Today is garbage day, always a chore day for me. I don’t enjoy taking out the garbage. But, because of what would happen if I didn’t take it out, I do it. At a recent Earth Day festival in Otay Ranch, my boys and I listened to an interesting presentation from our refuse management company about what happens to our garbage. It’s easy to think that a fairy comes by and whooshes it away where it’ll never be seen again. But that is not what happens. As a part of the presentation, we found out exactly how much waste can be recycled. It is more than I thought (and I thought it was a lot to begin with). The refuse manager I spoke with is surprisingly passionate about garbage. I didn’t know that with a simple phone call, the truck will pick up my old car oil, batteries, and a variety of other environmentally-toxic products. One phone call, no additional charges, no questions asked; they’ll just come by to pick it up.

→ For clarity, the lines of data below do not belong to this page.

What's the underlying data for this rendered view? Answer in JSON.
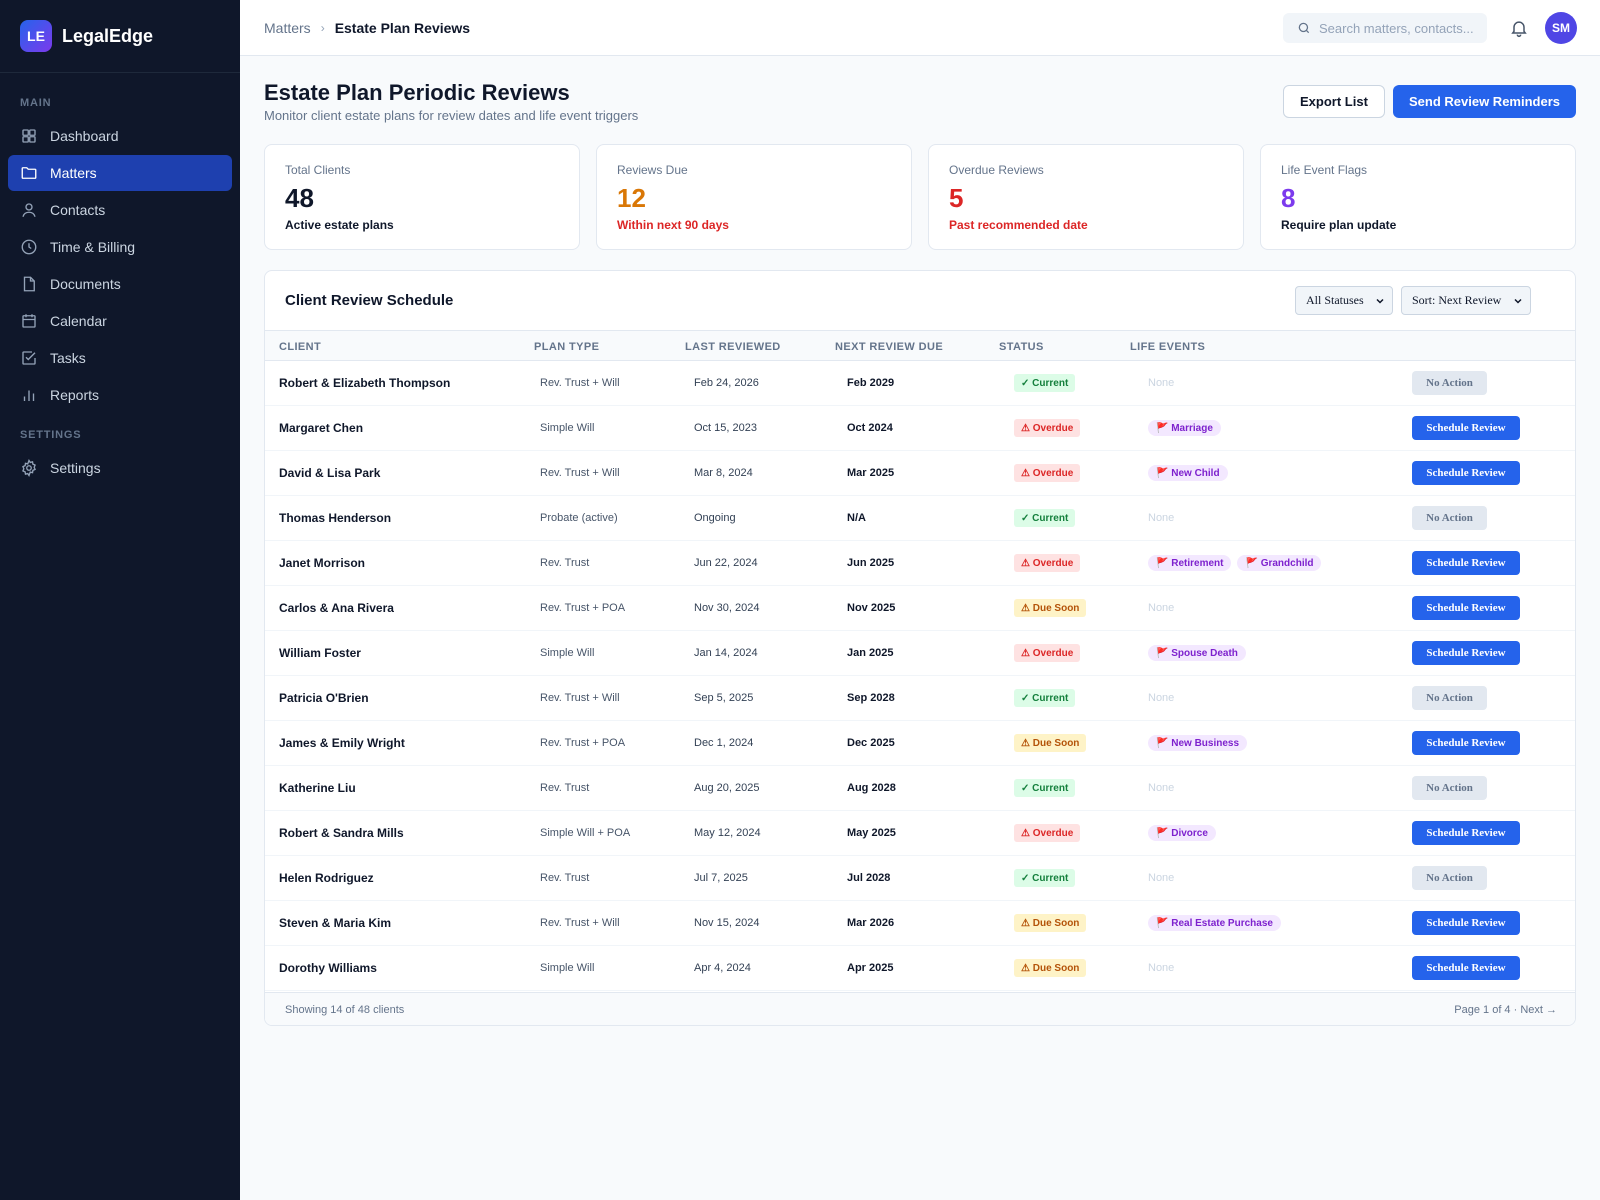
{
  "brand": {
    "logo_text": "LE",
    "name": "LegalEdge"
  },
  "sidebar": {
    "section_main": "MAIN",
    "section_settings": "SETTINGS",
    "items": [
      {
        "label": "Dashboard",
        "icon": "grid-icon"
      },
      {
        "label": "Matters",
        "icon": "folder-icon",
        "active": true
      },
      {
        "label": "Contacts",
        "icon": "user-icon"
      },
      {
        "label": "Time & Billing",
        "icon": "clock-icon"
      },
      {
        "label": "Documents",
        "icon": "document-icon"
      },
      {
        "label": "Calendar",
        "icon": "calendar-icon"
      },
      {
        "label": "Tasks",
        "icon": "checkbox-icon"
      },
      {
        "label": "Reports",
        "icon": "bar-chart-icon"
      }
    ],
    "settings_item": {
      "label": "Settings",
      "icon": "gear-icon"
    }
  },
  "topbar": {
    "breadcrumb": {
      "parent": "Matters",
      "current": "Estate Plan Reviews"
    },
    "search_placeholder": "Search matters, contacts...",
    "avatar_initials": "SM"
  },
  "page": {
    "title": "Estate Plan Periodic Reviews",
    "subtitle": "Monitor client estate plans for review dates and life event triggers",
    "export_label": "Export List",
    "remind_label": "Send Review Reminders"
  },
  "stats": [
    {
      "label": "Total Clients",
      "value": "48",
      "note": "Active estate plans",
      "value_color": "#0f172a",
      "note_color": "#0f172a"
    },
    {
      "label": "Reviews Due",
      "value": "12",
      "note": "Within next 90 days",
      "value_color": "#d97706",
      "note_color": "#dc2626"
    },
    {
      "label": "Overdue Reviews",
      "value": "5",
      "note": "Past recommended date",
      "value_color": "#dc2626",
      "note_color": "#dc2626"
    },
    {
      "label": "Life Event Flags",
      "value": "8",
      "note": "Require plan update",
      "value_color": "#7c3aed",
      "note_color": "#0f172a"
    }
  ],
  "table": {
    "title": "Client Review Schedule",
    "filter_status": "All Statuses",
    "sort": "Sort: Next Review",
    "headers": [
      "CLIENT",
      "PLAN TYPE",
      "LAST REVIEWED",
      "NEXT REVIEW DUE",
      "STATUS",
      "LIFE EVENTS"
    ],
    "rows": [
      {
        "client": "Robert & Elizabeth Thompson",
        "plan": "Rev. Trust + Will",
        "last": "Feb 24, 2026",
        "next": "Feb 2029",
        "status": "✓ Current",
        "status_kind": "current",
        "events": [],
        "action": "No Action",
        "action_kind": "none"
      },
      {
        "client": "Margaret Chen",
        "plan": "Simple Will",
        "last": "Oct 15, 2023",
        "next": "Oct 2024",
        "status": "⚠ Overdue",
        "status_kind": "overdue",
        "events": [
          "🚩 Marriage"
        ],
        "action": "Schedule Review",
        "action_kind": "sched"
      },
      {
        "client": "David & Lisa Park",
        "plan": "Rev. Trust + Will",
        "last": "Mar 8, 2024",
        "next": "Mar 2025",
        "status": "⚠ Overdue",
        "status_kind": "overdue",
        "events": [
          "🚩 New Child"
        ],
        "action": "Schedule Review",
        "action_kind": "sched"
      },
      {
        "client": "Thomas Henderson",
        "plan": "Probate (active)",
        "last": "Ongoing",
        "next": "N/A",
        "status": "✓ Current",
        "status_kind": "current",
        "events": [],
        "action": "No Action",
        "action_kind": "none"
      },
      {
        "client": "Janet Morrison",
        "plan": "Rev. Trust",
        "last": "Jun 22, 2024",
        "next": "Jun 2025",
        "status": "⚠ Overdue",
        "status_kind": "overdue",
        "events": [
          "🚩 Retirement",
          "🚩 Grandchild"
        ],
        "action": "Schedule Review",
        "action_kind": "sched"
      },
      {
        "client": "Carlos & Ana Rivera",
        "plan": "Rev. Trust + POA",
        "last": "Nov 30, 2024",
        "next": "Nov 2025",
        "status": "⚠ Due Soon",
        "status_kind": "due",
        "events": [],
        "action": "Schedule Review",
        "action_kind": "sched"
      },
      {
        "client": "William Foster",
        "plan": "Simple Will",
        "last": "Jan 14, 2024",
        "next": "Jan 2025",
        "status": "⚠ Overdue",
        "status_kind": "overdue",
        "events": [
          "🚩 Spouse Death"
        ],
        "action": "Schedule Review",
        "action_kind": "sched"
      },
      {
        "client": "Patricia O'Brien",
        "plan": "Rev. Trust + Will",
        "last": "Sep 5, 2025",
        "next": "Sep 2028",
        "status": "✓ Current",
        "status_kind": "current",
        "events": [],
        "action": "No Action",
        "action_kind": "none"
      },
      {
        "client": "James & Emily Wright",
        "plan": "Rev. Trust + POA",
        "last": "Dec 1, 2024",
        "next": "Dec 2025",
        "status": "⚠ Due Soon",
        "status_kind": "due",
        "events": [
          "🚩 New Business"
        ],
        "action": "Schedule Review",
        "action_kind": "sched"
      },
      {
        "client": "Katherine Liu",
        "plan": "Rev. Trust",
        "last": "Aug 20, 2025",
        "next": "Aug 2028",
        "status": "✓ Current",
        "status_kind": "current",
        "events": [],
        "action": "No Action",
        "action_kind": "none"
      },
      {
        "client": "Robert & Sandra Mills",
        "plan": "Simple Will + POA",
        "last": "May 12, 2024",
        "next": "May 2025",
        "status": "⚠ Overdue",
        "status_kind": "overdue",
        "events": [
          "🚩 Divorce"
        ],
        "action": "Schedule Review",
        "action_kind": "sched"
      },
      {
        "client": "Helen Rodriguez",
        "plan": "Rev. Trust",
        "last": "Jul 7, 2025",
        "next": "Jul 2028",
        "status": "✓ Current",
        "status_kind": "current",
        "events": [],
        "action": "No Action",
        "action_kind": "none"
      },
      {
        "client": "Steven & Maria Kim",
        "plan": "Rev. Trust + Will",
        "last": "Nov 15, 2024",
        "next": "Mar 2026",
        "status": "⚠ Due Soon",
        "status_kind": "due",
        "events": [
          "🚩 Real Estate Purchase"
        ],
        "action": "Schedule Review",
        "action_kind": "sched"
      },
      {
        "client": "Dorothy Williams",
        "plan": "Simple Will",
        "last": "Apr 4, 2024",
        "next": "Apr 2025",
        "status": "⚠ Due Soon",
        "status_kind": "due",
        "events": [],
        "action": "Schedule Review",
        "action_kind": "sched"
      }
    ],
    "none_text": "None",
    "footer_left": "Showing 14 of 48 clients",
    "footer_right": "Page 1 of 4 · Next →"
  }
}
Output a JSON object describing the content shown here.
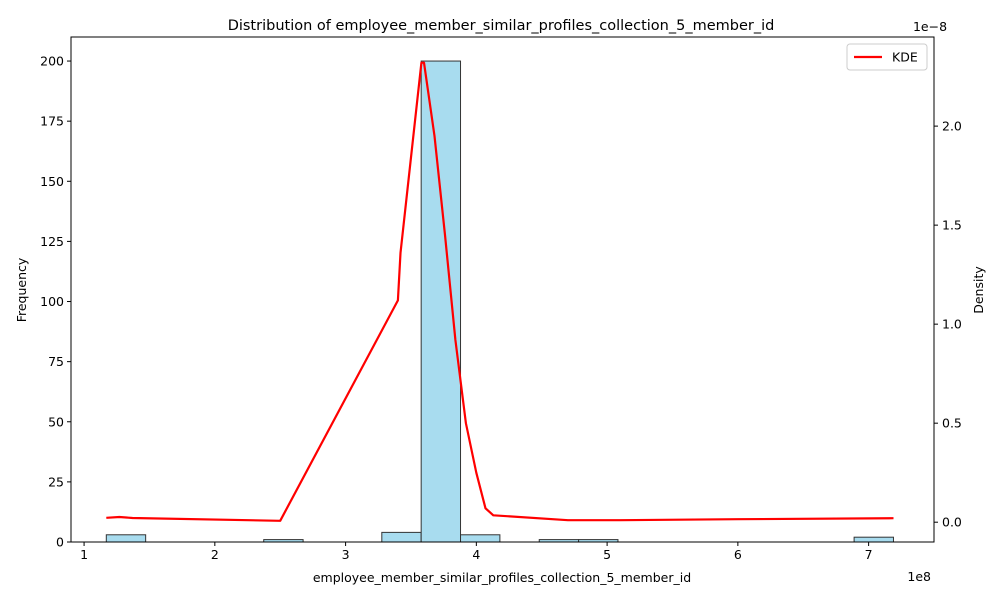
{
  "chart_data": {
    "type": "bar",
    "title": "Distribution of employee_member_similar_profiles_collection_5_member_id",
    "xlabel": "employee_member_similar_profiles_collection_5_member_id",
    "ylabel": "Frequency",
    "y2label": "Density",
    "x_offset_label": "1e8",
    "y2_offset_label": "1e−8",
    "x_scale": 100000000,
    "y2_scale": 1e-08,
    "xlim": [
      90000000,
      750000000
    ],
    "ylim": [
      0,
      210
    ],
    "y2lim": [
      -1e-09,
      2.45e-08
    ],
    "x_ticks": [
      1,
      2,
      3,
      4,
      5,
      6,
      7
    ],
    "x_tick_labels": [
      "1",
      "2",
      "3",
      "4",
      "5",
      "6",
      "7"
    ],
    "y_ticks": [
      0,
      25,
      50,
      75,
      100,
      125,
      150,
      175,
      200
    ],
    "y_tick_labels": [
      "0",
      "25",
      "50",
      "75",
      "100",
      "125",
      "150",
      "175",
      "200"
    ],
    "y2_ticks": [
      0.0,
      0.5,
      1.0,
      1.5,
      2.0
    ],
    "y2_tick_labels": [
      "0.0",
      "0.5",
      "1.0",
      "1.5",
      "2.0"
    ],
    "grid": false,
    "legend": {
      "position": "top-right",
      "entries": [
        {
          "label": "KDE",
          "color": "#ff0000"
        }
      ]
    },
    "histogram": {
      "color": "#a8dcef",
      "edge_color": "#333333",
      "bin_edges": [
        117000000,
        147100000,
        177200000,
        207300000,
        237400000,
        267500000,
        297600000,
        327700000,
        357800000,
        387900000,
        418000000,
        448100000,
        478200000,
        508300000,
        538400000,
        568500000,
        598600000,
        628700000,
        658800000,
        688900000,
        719000000
      ],
      "counts": [
        3,
        0,
        0,
        0,
        1,
        0,
        0,
        4,
        200,
        3,
        0,
        1,
        1,
        0,
        0,
        0,
        0,
        0,
        0,
        2
      ]
    },
    "series": [
      {
        "name": "KDE",
        "color": "#ff0000",
        "x": [
          117000000,
          127000000,
          137000000,
          250000000,
          340000000,
          342000000,
          358000000,
          360000000,
          368000000,
          376000000,
          384000000,
          392000000,
          400000000,
          407000000,
          413000000,
          470000000,
          510000000,
          600000000,
          719000000
        ],
        "y": [
          2.2e-10,
          2.6e-10,
          2.1e-10,
          7e-11,
          1.12e-08,
          1.36e-08,
          2.32e-08,
          2.32e-08,
          1.95e-08,
          1.45e-08,
          9.2e-09,
          5e-09,
          2.5e-09,
          7e-10,
          3.5e-10,
          1e-10,
          1e-10,
          1.5e-10,
          2e-10
        ]
      }
    ]
  }
}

One of the funniest insurance claims I ever reviewed, when I was in that profession, was from a young family that just before Christmas had moved from the small town of Kettle Falls, Washington, to the thriving metropolis of Spokane. Although most residents of Kettle Falls have indoor plumbing (don’t laugh, some still have outdoor toilets), they don’t have garbage service. So what do they do? They burn it. Seriously, it is a weekly tradition to burn one's garbage. This young family moved to an up and coming preplanned housing complex that featured, among many green-home amenities, fancy outdoor siding that looks just like wood, but keeps the house warm in the winter and cool in the summer. The complex was so new that it did not yet have landscaping. On Christmas day, our newly insured family took all their garbage, including moving boxes and a large amount of wrapping paper, dug a garbage fire pit between their home and the newly constructed home next to them and started the weekly Kettle Falls garbage-burning routine. The fire created so much heat it melted their siding, the siding on the home next to theirs and on the occupied house behind them. That was not exactly the best way to wish one’s new neighbors Merry Christmas.
Love is a theme of our Sunday readings these past weeks. Love from God has little to do with fond feelings or even really liking someone. Agape love is the “richer or poorer, in sickness and health” type which makes you willing to handle someone else’s garbage. This is the love Jesus shows us. He wants us including our garbage. When we lift our concerns to God, it can be like garbage day. We package up all the stuff we can’t handle, the stuff we no longer want, the stuff that really smells if it stays in our house for just one more day, we put it out on the street in prayer and God drives it away, for good. Jesus does not go through our garbage later on and say, “Remember when…” Nope, it’s gone for good. It’s not even recycled into something else. No garbage fairy comes by our house weekly to make our garbage disappear, but we do have a weekly church celebration where we bring everything to God, even garbage. And Jesus takes it away for good.